Mr Speaker, the hospitals generally conducted assessments of their medical equipment and incorporated their needs into procurement plans. The problem, therefore, was not the identification of the need. The deeper problem was inadequate funding, insufficient equipment, maintenance failures, weak technical capacity and prolonged equipment downtime.
Mrs. Abena Osei-Asare, the chairperson of the PAC, expressed grave concern over the absence of critical facilities, such as a cardiac catheterisation laboratory at the Komfo Anokye Teaching Hospital. She noted that this deficiency forces patients requiring urgent cardiac intervention to be transferred to Accra, often with fatal consequences. "A non-functional medical machine is not merely an idle public asset. It may mean a delayed diagnosis, a lost source of hospital revenue or a loss of life," she stated, underscoring the severe implications of the equipment shortages.

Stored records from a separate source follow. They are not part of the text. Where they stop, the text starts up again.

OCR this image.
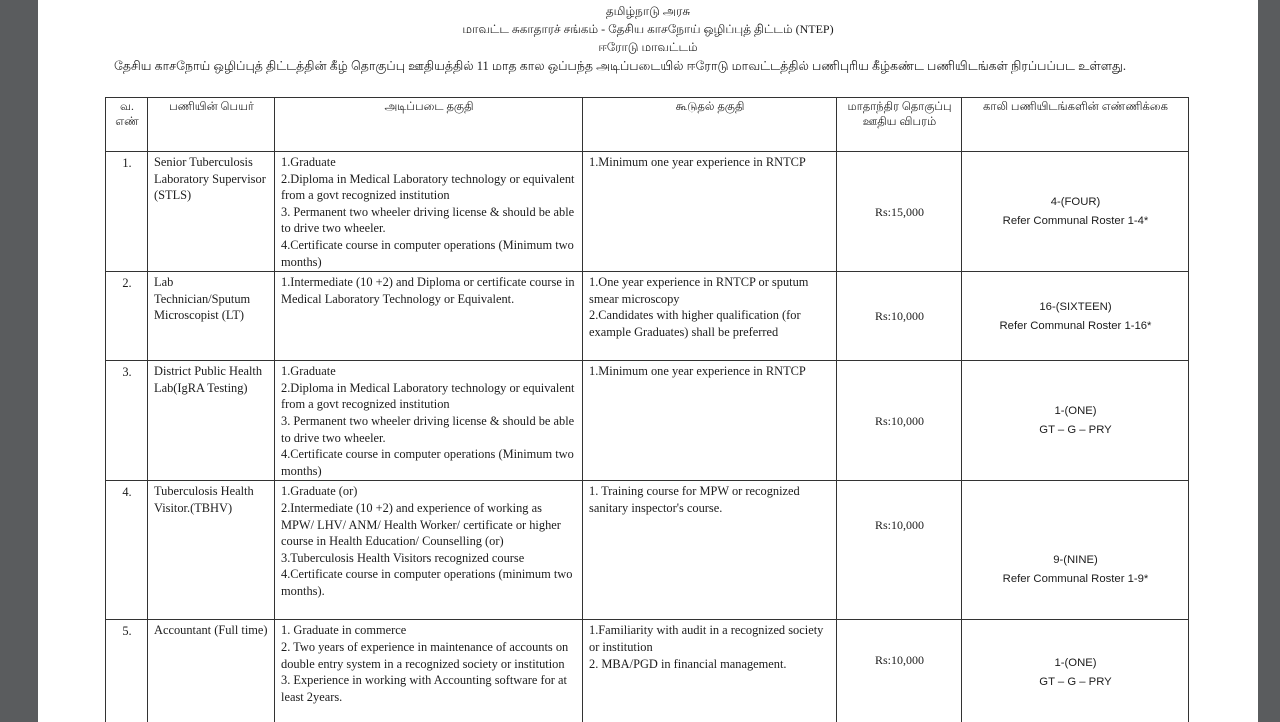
தமிழ்நாடு அரசு
மாவட்ட சுகாதாரச் சங்கம் - தேசிய காசநோய் ஒழிப்புத் திட்டம் (NTEP)
ஈரோடு மாவட்டம்
தேசிய காசநோய் ஒழிப்புத் திட்டத்தின் கீழ் தொகுப்பு ஊதியத்தில் 11 மாத கால ஒப்பந்த அடிப்படையில் ஈரோடு மாவட்டத்தில் பணிபுரிய கீழ்கண்ட பணியிடங்கள் நிரப்பப்பட உள்ளது.
வ. எண்	பணியின் பெயர்	அடிப்படை தகுதி	கூடுதல் தகுதி	மாதாந்திர தொகுப்பு ஊதிய விபரம்	காலி பணியிடங்களின் எண்ணிக்கை
1.	Senior Tuberculosis Laboratory Supervisor (STLS)	1.Graduate
2.Diploma in Medical Laboratory technology or equivalent from a govt recognized institution
3. Permanent two wheeler driving license & should be able to drive two wheeler.
4.Certificate course in computer operations (Minimum two months)	1.Minimum one year experience in RNTCP	Rs:15,000	4-(FOUR)
Refer Communal Roster 1-4*

2.	Lab Technician/Sputum Microscopist (LT)	1.Intermediate (10 +2) and Diploma or certificate course in Medical Laboratory Technology or Equivalent.	1.One year experience in RNTCP or sputum smear microscopy
2.Candidates with higher qualification (for example Graduates) shall be preferred	Rs:10,000	16-(SIXTEEN)
Refer Communal Roster 1-16*

3.	District Public Health Lab(IgRA Testing)	1.Graduate
2.Diploma in Medical Laboratory technology or equivalent from a govt recognized institution
3. Permanent two wheeler driving license & should be able to drive two wheeler.
4.Certificate course in computer operations (Minimum two months)	1.Minimum one year experience in RNTCP	Rs:10,000	1-(ONE)
GT – G – PRY

4.	Tuberculosis Health Visitor.(TBHV)	1.Graduate (or)
2.Intermediate (10 +2) and experience of working as MPW/ LHV/ ANM/ Health Worker/ certificate or higher course in Health Education/ Counselling (or)
3.Tuberculosis Health Visitors recognized course
4.Certificate course in computer operations (minimum two months).	1. Training course for MPW or recognized sanitary inspector's course.	Rs:10,000	9-(NINE)
Refer Communal Roster 1-9*

5.	Accountant (Full time)	1. Graduate in commerce
2. Two years of experience in maintenance of accounts on double entry system in a recognized society or institution
3. Experience in working with Accounting software for at least 2years.	1.Familiarity with audit in a recognized society or institution
2. MBA/PGD in financial management.	Rs:10,000	1-(ONE)
GT – G – PRY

The committee's report emphasizes that the problem is not a failure to identify needs but rather a systemic failure in funding and resource allocation. It recommended that the Ministry of Health, in collaboration with the Ministry of Finance and the Ghana Medical Trust Fund, prioritize the procurement of specialized medical equipment. Furthermore, the PAC stressed the need for a coordinated national program to retool teaching hospitals and enhance the specialized training of biomedical engineers, enabling them to effectively repair and maintain sophisticated medical equipment, thereby reducing reliance on external outsourcing.
A non-functional medical machine is not merely an idle public asset. It may mean a delayed diagnosis, a lost source of hospital revenue or a loss of life.